The Arlington was packed for this Sunday matinee with the world’s greatest jazz big band, the Jazz at Lincoln Center Orchestra (JLCO). Dapper as always in a dark suit, orchestra leader Wynton Marsalis came out with a sextet for the opener, a classic New Orleans ragtime tune by Artie Matthews, “Weary Blues.” Marsalis blew a brief, puckish statement on his trumpet, and then let the clarinet do its thing. Once the full 15-piece band got onstage, it was time to explore the musical world of pianist/composer Thelonious Monk. Monk’s seemingly off-kilter yet mysteriously precise brand of bebop remains among jazz’s most precious legacies. The JLCO are preparing for a radio broadcast in which they will examine the composer’s music, and on this afternoon, with the exception of the opener and the encore, that’s all they played.

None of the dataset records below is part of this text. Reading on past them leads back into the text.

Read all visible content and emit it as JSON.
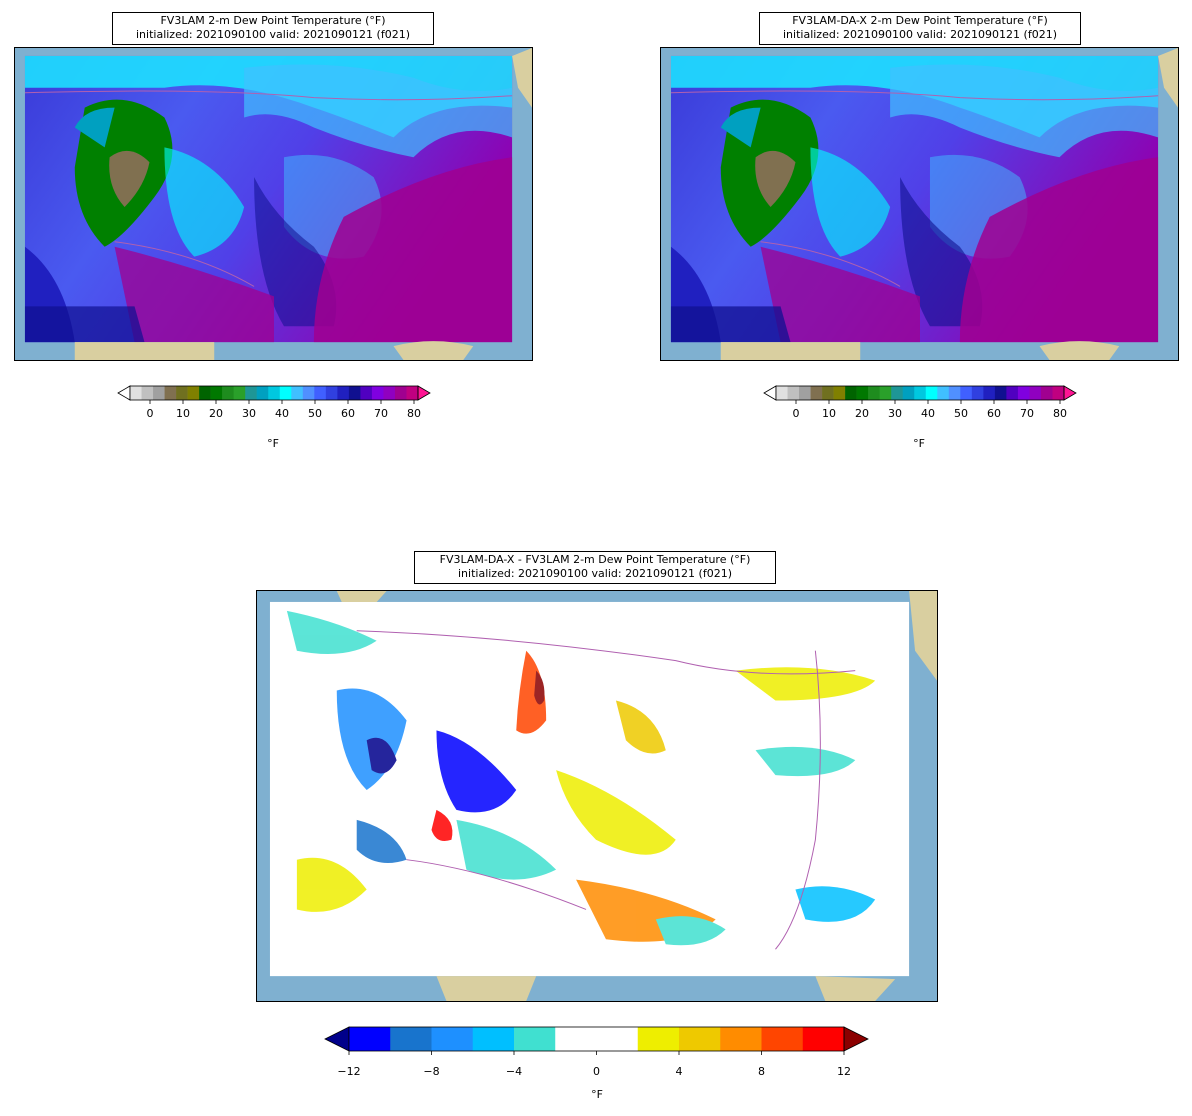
{
  "panels": [
    {
      "id": "fv3lam",
      "title_line1": "FV3LAM 2-m Dew Point Temperature (°F)",
      "title_line2": "initialized: 2021090100 valid: 2021090121 (f021)",
      "colorbar": {
        "ticks": [
          "0",
          "10",
          "20",
          "30",
          "40",
          "50",
          "60",
          "70",
          "80"
        ],
        "unit": "°F",
        "colors": [
          "#ffffff",
          "#e0e0e0",
          "#c0c0c0",
          "#a0a0a0",
          "#807050",
          "#707020",
          "#808000",
          "#006400",
          "#007800",
          "#1e8c1e",
          "#2aa02a",
          "#1e9696",
          "#00a0c0",
          "#00c8e0",
          "#00ffff",
          "#40c0ff",
          "#5090ff",
          "#4060ff",
          "#3040e0",
          "#2020c0",
          "#101090",
          "#5000c0",
          "#8000e0",
          "#9000c0",
          "#a00090",
          "#c00080",
          "#ff1493"
        ]
      }
    },
    {
      "id": "fv3lam-da-x",
      "title_line1": "FV3LAM-DA-X 2-m Dew Point Temperature (°F)",
      "title_line2": "initialized: 2021090100 valid: 2021090121 (f021)",
      "colorbar": {
        "ticks": [
          "0",
          "10",
          "20",
          "30",
          "40",
          "50",
          "60",
          "70",
          "80"
        ],
        "unit": "°F",
        "colors": [
          "#ffffff",
          "#e0e0e0",
          "#c0c0c0",
          "#a0a0a0",
          "#807050",
          "#707020",
          "#808000",
          "#006400",
          "#007800",
          "#1e8c1e",
          "#2aa02a",
          "#1e9696",
          "#00a0c0",
          "#00c8e0",
          "#00ffff",
          "#40c0ff",
          "#5090ff",
          "#4060ff",
          "#3040e0",
          "#2020c0",
          "#101090",
          "#5000c0",
          "#8000e0",
          "#9000c0",
          "#a00090",
          "#c00080",
          "#ff1493"
        ]
      }
    },
    {
      "id": "difference",
      "title_line1": "FV3LAM-DA-X - FV3LAM 2-m Dew Point Temperature (°F)",
      "title_line2": "initialized: 2021090100 valid: 2021090121 (f021)",
      "colorbar": {
        "ticks": [
          "−12",
          "−8",
          "−4",
          "0",
          "4",
          "8",
          "12"
        ],
        "unit": "°F",
        "colors": [
          "#0000ff",
          "#1874cd",
          "#1e90ff",
          "#00bfff",
          "#40e0d0",
          "#ffffff",
          "#ffffff",
          "#eeee00",
          "#eec900",
          "#ff8c00",
          "#ff4500",
          "#ff0000"
        ],
        "under_color": "#00008b",
        "over_color": "#8b0000"
      }
    }
  ],
  "map_colors": {
    "ocean": "#7fb0d0",
    "land": "#d9cfa0",
    "boundary": "#b060b0"
  }
}
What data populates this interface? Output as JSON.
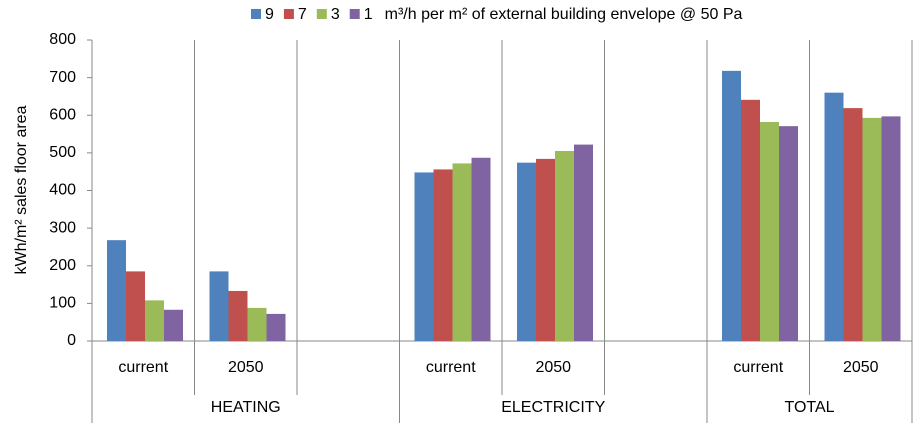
{
  "chart_data": {
    "type": "bar",
    "y_label": "kWh/m² sales floor area",
    "legend_title": "m³/h per m² of external building envelope @ 50 Pa",
    "categories": [
      "current",
      "2050",
      null,
      "current",
      "2050",
      null,
      "current",
      "2050"
    ],
    "groups": [
      "HEATING",
      "ELECTRICITY",
      "TOTAL"
    ],
    "series": [
      {
        "name": "9",
        "color": "#4f81bd",
        "values": [
          268,
          185,
          null,
          448,
          474,
          null,
          718,
          660
        ]
      },
      {
        "name": "7",
        "color": "#c0504d",
        "values": [
          185,
          133,
          null,
          456,
          484,
          null,
          641,
          619
        ]
      },
      {
        "name": "3",
        "color": "#9bbb59",
        "values": [
          108,
          88,
          null,
          472,
          505,
          null,
          582,
          593
        ]
      },
      {
        "name": "1",
        "color": "#8064a2",
        "values": [
          83,
          72,
          null,
          487,
          522,
          null,
          571,
          597
        ]
      }
    ],
    "ylim": [
      0,
      800
    ],
    "yticks": [
      0,
      100,
      200,
      300,
      400,
      500,
      600,
      700,
      800
    ],
    "legend_position": "top"
  }
}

No sacrifice though; Monk’s music opens more fully with extended listening, and even those unfamiliar with his idiosyncratic angularity and dissonant harmonies were converted by this presentation.
Highlights included an inspired solo by Marsalis on “Green Chimneys,” fantastic arrangements of “Bye-Ya” and “Epistrophy,” and a supercharged “Criss-Cross” that played up, down, inside out, and sideways with the original melody. Monk developed his style in Manhattan by coming out of the “stride” school of James P. Johnson and straight into direct competition with Bud Powell, Charlie Parker, Miles Davis, and the other early bebop geniuses. More than any other artist of the bop era, Monk created his own musical world, and it is fitting that the JLCO, which is dedicated to preserving the living spirit of the jazz tradition, should devote so much creative energy to refashioning this man’s music for the 21st century.
Pianist Dan Nimmer handled the complex melodies and arrangements with rhythmic authority. Basie-esque unison vamps flitted through the asymmetries of Monk’s waltz-time ballad “Ugly Beauty,” until Ellingtonian section chords hauled them away. After so much rich exposure to the music of Monk, the encore, Duke Ellington’s “Portrait of Mahalia Jackson,” came as yet another pure draft of refreshingly cool spirit.